Overall, exposure estimates for Sunset Yellow FCF (E 110) based on the currently authorised MPLs of use in foods are well below the new ADI of 4 mg/kg bw/day established by the ANS Panel, for all population groups. This is due both to the fact that MPLs for Sunset Yellow FCF were largely decreased, following the amendment of the legislation in 2013, and to a more refined exposure assessment being performed, taking into account the restrictions/exceptions listed in Annex II of Regulation (EC) No 1333/2008 and the use of the EFSA Comprehensive Database (FoodEx) system.
It should be noted that in 2012, further to the amendment of Annex II of Regulation (EC) No 1333/2008 as regards the conditions of use and the use levels for Sunset Yellow FCF (E 110) , MPLs were either withdrawn or decreased by a factor of 2 to 30. Updated information on the actual use levels of Sunset Yellow FCF in foods was made available by the industry for few of the food categories in which this food additive is authorised. In addition, concentration data on Sunset Yellow FCF in foods were provided by Member States. These data were in their majority collected before June 2013. Nevertheless, in the absence of more recent data, these data were also considered for the refined exposure assessment scenario, provided that the values were below the currently authorised MPLs of use of Sunset Yellow FCF.
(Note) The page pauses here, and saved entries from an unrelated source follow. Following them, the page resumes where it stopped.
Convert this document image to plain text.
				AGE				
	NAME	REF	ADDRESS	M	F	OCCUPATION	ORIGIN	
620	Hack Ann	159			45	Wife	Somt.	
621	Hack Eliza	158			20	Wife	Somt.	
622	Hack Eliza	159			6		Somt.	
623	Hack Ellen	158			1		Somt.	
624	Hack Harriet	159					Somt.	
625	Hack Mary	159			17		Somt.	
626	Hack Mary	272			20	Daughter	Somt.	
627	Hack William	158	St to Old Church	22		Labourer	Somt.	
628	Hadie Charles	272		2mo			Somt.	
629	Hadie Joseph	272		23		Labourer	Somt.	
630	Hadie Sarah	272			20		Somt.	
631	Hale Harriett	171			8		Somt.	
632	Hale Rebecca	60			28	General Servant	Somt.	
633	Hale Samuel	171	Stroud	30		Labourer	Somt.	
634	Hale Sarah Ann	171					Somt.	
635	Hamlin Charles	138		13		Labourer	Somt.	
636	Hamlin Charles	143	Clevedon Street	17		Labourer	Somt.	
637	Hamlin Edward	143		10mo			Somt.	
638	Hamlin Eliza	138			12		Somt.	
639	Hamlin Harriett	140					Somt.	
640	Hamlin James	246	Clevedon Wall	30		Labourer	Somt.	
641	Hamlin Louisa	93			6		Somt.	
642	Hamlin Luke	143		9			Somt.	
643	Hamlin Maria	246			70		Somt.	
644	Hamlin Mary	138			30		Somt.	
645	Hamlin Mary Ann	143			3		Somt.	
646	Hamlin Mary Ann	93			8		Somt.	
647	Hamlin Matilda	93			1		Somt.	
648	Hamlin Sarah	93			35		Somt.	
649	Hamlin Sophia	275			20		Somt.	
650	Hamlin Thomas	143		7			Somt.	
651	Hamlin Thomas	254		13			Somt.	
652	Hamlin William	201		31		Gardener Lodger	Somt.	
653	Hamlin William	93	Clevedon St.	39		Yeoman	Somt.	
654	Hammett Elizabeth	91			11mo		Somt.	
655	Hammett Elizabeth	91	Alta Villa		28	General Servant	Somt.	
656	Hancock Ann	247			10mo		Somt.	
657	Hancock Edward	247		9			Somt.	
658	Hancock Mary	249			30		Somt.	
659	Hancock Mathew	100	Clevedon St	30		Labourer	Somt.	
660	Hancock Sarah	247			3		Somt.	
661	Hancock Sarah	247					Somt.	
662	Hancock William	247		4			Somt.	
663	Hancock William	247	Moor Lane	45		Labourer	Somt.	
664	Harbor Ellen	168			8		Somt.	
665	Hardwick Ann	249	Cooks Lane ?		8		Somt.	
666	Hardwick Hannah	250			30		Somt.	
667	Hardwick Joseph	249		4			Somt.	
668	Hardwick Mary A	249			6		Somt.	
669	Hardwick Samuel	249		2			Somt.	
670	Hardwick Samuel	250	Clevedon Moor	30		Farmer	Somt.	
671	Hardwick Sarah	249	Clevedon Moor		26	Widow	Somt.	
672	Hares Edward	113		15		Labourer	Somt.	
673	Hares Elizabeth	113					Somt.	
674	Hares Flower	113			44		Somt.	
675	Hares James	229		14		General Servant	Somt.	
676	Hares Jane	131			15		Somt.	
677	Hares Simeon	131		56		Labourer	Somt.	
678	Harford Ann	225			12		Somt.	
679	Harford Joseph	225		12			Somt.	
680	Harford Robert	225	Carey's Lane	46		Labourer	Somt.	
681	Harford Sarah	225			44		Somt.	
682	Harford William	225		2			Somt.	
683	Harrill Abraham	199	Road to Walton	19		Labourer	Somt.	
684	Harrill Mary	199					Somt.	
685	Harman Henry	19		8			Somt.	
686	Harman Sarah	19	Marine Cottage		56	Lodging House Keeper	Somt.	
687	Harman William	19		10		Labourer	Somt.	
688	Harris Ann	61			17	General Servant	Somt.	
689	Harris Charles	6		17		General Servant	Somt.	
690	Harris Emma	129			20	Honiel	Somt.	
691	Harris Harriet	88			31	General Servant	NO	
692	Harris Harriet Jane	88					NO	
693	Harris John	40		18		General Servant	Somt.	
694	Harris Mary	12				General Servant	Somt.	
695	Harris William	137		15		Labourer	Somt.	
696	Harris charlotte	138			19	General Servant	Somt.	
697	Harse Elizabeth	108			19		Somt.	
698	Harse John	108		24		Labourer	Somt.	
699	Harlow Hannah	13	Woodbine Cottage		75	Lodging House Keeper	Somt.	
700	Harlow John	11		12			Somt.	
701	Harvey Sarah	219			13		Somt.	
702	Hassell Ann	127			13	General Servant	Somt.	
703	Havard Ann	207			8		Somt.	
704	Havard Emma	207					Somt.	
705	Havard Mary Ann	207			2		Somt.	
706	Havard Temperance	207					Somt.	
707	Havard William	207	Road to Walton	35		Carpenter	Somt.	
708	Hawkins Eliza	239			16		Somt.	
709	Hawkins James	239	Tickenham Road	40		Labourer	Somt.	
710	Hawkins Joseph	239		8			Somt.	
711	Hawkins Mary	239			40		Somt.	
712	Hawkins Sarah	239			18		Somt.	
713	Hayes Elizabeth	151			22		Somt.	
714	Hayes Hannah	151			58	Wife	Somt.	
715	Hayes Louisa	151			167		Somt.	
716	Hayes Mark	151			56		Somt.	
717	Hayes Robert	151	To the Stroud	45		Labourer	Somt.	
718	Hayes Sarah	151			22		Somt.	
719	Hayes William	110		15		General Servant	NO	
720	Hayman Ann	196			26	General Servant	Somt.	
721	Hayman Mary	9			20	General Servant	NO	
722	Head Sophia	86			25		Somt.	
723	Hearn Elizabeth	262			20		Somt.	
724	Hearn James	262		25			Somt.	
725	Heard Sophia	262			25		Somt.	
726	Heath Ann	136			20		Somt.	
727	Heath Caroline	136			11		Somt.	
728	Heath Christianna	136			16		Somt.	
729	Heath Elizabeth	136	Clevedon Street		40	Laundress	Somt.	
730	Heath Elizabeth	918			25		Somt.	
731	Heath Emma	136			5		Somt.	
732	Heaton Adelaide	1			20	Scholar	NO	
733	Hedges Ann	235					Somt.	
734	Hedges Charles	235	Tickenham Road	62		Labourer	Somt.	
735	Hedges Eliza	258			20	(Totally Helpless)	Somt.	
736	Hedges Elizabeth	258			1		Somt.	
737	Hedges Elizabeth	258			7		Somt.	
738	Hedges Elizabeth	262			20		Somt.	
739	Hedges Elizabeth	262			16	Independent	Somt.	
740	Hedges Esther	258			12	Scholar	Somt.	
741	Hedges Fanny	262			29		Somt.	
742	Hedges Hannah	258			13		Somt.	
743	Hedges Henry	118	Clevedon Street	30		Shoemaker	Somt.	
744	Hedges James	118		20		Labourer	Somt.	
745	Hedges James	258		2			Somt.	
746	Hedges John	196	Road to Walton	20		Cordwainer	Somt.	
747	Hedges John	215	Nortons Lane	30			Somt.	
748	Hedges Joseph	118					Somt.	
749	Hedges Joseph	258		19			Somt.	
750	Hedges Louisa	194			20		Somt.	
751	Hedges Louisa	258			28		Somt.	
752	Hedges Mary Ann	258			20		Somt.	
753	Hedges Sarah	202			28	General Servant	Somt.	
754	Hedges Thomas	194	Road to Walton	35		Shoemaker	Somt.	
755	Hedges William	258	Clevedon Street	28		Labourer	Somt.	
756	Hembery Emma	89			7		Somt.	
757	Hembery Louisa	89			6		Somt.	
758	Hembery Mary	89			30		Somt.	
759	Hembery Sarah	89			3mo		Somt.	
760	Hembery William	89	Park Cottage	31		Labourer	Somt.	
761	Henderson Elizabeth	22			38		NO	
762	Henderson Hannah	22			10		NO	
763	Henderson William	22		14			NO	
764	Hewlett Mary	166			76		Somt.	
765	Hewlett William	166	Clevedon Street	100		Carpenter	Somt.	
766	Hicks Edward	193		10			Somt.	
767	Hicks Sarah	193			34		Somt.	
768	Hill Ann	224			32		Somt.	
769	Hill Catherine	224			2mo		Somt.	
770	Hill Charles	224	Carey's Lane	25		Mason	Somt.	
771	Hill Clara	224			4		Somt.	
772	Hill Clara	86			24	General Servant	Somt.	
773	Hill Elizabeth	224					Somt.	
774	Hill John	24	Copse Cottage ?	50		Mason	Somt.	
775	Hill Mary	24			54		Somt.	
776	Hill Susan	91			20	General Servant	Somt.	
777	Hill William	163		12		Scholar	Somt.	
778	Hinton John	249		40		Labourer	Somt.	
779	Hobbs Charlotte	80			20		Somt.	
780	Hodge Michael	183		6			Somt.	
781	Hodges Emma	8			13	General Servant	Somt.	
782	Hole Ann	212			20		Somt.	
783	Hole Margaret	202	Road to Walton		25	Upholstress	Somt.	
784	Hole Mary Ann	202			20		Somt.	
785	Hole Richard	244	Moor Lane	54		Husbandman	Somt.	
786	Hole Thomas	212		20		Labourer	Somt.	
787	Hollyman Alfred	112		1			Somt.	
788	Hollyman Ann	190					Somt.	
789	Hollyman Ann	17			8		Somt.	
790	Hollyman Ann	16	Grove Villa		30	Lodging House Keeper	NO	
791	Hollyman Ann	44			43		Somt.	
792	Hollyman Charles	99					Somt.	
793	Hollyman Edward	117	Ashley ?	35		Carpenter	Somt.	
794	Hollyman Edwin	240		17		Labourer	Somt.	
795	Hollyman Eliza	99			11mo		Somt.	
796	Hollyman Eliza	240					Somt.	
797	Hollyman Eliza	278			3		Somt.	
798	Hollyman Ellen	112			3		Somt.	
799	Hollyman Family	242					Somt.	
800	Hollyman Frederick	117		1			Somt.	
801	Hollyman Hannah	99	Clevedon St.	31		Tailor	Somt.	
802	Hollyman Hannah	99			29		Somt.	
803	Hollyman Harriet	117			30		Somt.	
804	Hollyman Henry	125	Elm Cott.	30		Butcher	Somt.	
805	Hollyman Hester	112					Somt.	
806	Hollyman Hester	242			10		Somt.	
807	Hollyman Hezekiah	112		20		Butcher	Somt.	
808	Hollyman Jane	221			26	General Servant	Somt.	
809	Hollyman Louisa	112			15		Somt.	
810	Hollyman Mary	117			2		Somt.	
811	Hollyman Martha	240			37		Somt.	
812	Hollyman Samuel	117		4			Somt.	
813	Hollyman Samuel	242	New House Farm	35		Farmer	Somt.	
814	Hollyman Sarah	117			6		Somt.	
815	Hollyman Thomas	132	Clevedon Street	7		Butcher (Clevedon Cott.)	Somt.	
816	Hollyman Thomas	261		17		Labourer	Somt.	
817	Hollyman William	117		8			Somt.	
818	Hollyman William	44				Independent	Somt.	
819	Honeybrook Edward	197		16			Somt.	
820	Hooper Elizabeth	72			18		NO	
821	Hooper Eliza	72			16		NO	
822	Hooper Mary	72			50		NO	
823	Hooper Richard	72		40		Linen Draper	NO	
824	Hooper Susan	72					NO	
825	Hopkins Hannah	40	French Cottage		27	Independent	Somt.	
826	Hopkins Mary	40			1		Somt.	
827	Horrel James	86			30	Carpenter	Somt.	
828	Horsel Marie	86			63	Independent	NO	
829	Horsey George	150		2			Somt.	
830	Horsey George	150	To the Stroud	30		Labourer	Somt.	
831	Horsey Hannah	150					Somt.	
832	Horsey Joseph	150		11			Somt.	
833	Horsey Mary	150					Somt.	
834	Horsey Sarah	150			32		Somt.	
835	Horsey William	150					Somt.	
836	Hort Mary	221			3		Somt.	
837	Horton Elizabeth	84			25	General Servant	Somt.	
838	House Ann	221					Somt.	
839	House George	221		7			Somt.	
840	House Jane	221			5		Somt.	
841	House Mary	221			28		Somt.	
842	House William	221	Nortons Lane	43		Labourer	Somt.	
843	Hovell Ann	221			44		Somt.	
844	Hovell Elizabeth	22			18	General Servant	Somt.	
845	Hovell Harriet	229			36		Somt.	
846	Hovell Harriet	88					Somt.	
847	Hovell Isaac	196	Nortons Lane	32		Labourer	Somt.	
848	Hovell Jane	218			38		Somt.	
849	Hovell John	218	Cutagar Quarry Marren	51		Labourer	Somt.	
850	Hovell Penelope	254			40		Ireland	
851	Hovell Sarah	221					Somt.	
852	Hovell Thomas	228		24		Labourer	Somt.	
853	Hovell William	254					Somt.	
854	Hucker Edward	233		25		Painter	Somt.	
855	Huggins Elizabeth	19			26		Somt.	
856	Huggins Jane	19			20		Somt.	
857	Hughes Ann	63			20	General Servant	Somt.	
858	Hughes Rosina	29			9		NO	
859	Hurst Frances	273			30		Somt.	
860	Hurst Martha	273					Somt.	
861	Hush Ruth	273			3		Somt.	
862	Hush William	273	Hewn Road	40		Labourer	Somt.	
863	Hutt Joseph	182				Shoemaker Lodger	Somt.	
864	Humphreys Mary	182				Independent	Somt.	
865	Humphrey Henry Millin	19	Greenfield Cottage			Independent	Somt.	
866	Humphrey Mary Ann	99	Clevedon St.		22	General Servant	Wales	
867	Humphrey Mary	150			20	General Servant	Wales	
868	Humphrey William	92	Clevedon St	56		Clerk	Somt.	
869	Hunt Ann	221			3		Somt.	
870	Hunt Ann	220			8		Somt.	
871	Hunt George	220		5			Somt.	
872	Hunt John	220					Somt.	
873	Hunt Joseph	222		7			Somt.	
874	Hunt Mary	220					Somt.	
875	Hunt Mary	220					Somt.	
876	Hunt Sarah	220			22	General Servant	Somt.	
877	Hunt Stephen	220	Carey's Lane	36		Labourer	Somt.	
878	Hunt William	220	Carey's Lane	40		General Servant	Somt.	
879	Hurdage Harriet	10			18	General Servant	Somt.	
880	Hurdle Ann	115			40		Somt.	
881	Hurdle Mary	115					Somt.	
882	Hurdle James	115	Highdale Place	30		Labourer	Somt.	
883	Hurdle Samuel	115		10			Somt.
The Panel noted that the results of the present exposure estimates for Sunset Yellow FCF based both on the currently authorised MPLs and reported use levels are well below the new ADI of 4 mg/kg bw/day for all population groups. The exposure results are much lower compared to the ones from the exposure assessment performed by the ANS Panel in 2009 (EFSA ANS Panel, 2009) for all population groups. For children and toddlers, the present results are of the same magnitude when compared with the exposure estimates obtained in the refined exposure assessment of Sunset Yellow FCF (E 110) performed by EFSA in 2011.
Overall, the Panel concluded that using data provided by the food industry and Member states, the reported uses and use levels of Sunset Yellow FCF (E 110) would not be of safety concern.